My suggestion to help that a little bit, keep asking questions. Besides that, set up small scenes and render privies in Stamp size. The primary stop in learning is a slow response from your "machine"; no matter the speed of your computer, it is always slow when it holds things that don't matter for that moment. I understand when little time is given, one like to have at least one thing rendered out as a reward.
A good mix is the best approach. Just a plane object and a sphere plus material and light, one light! Never toss too many things in a scene. A typical mistake is the illusion of progress by loading things in the scene because one has them. (… based on my observation over nearly two decades of mentoring artists)
Keep it super simple.

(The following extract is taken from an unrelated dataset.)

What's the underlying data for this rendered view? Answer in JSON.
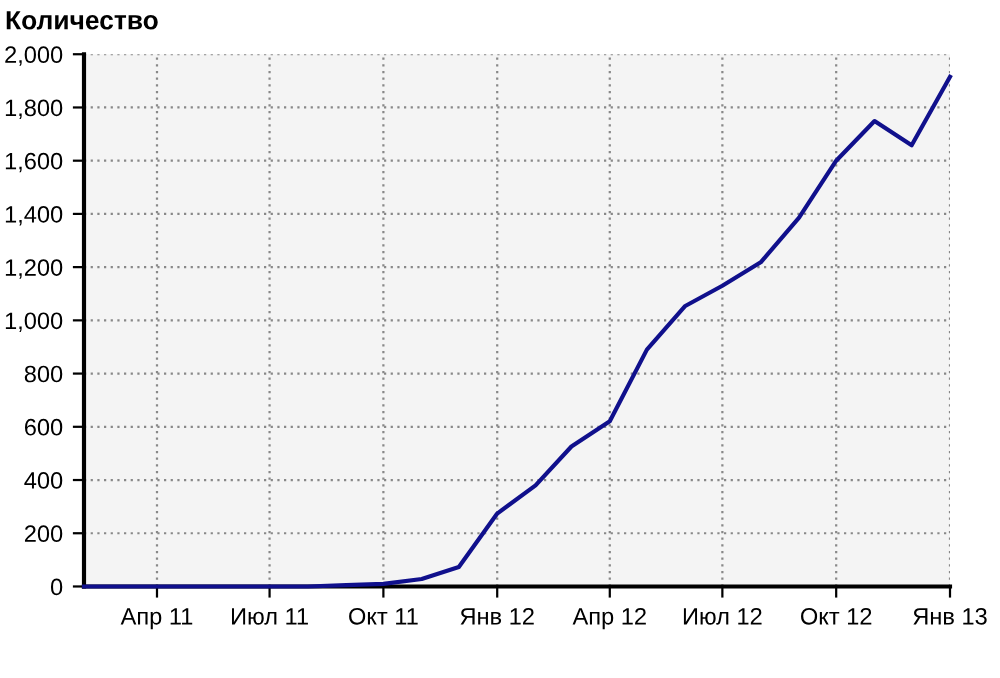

Then explore while rendering in 1/4 of HD or smaller, just enough to get feedback. The more you learn, the faster you will be. No beefy CPU will replace this. 😉 (I have rendered as preview three projects this evening in 480x270 to get an idea of the speed and progress of a scene in terms of color and animation. That makes me faster than anyone who always renders as large as possible. I learned that in 2004 from an ILM artist.
The more you get familiar with the mix of parameters, the faster you get where you like to be, and so, the little time you have is better used. Yes, that is a little bit slower at first.
Your question, some materials can be reproduced quickly, but some need more complex calculations. This is all I can say, based on a general question.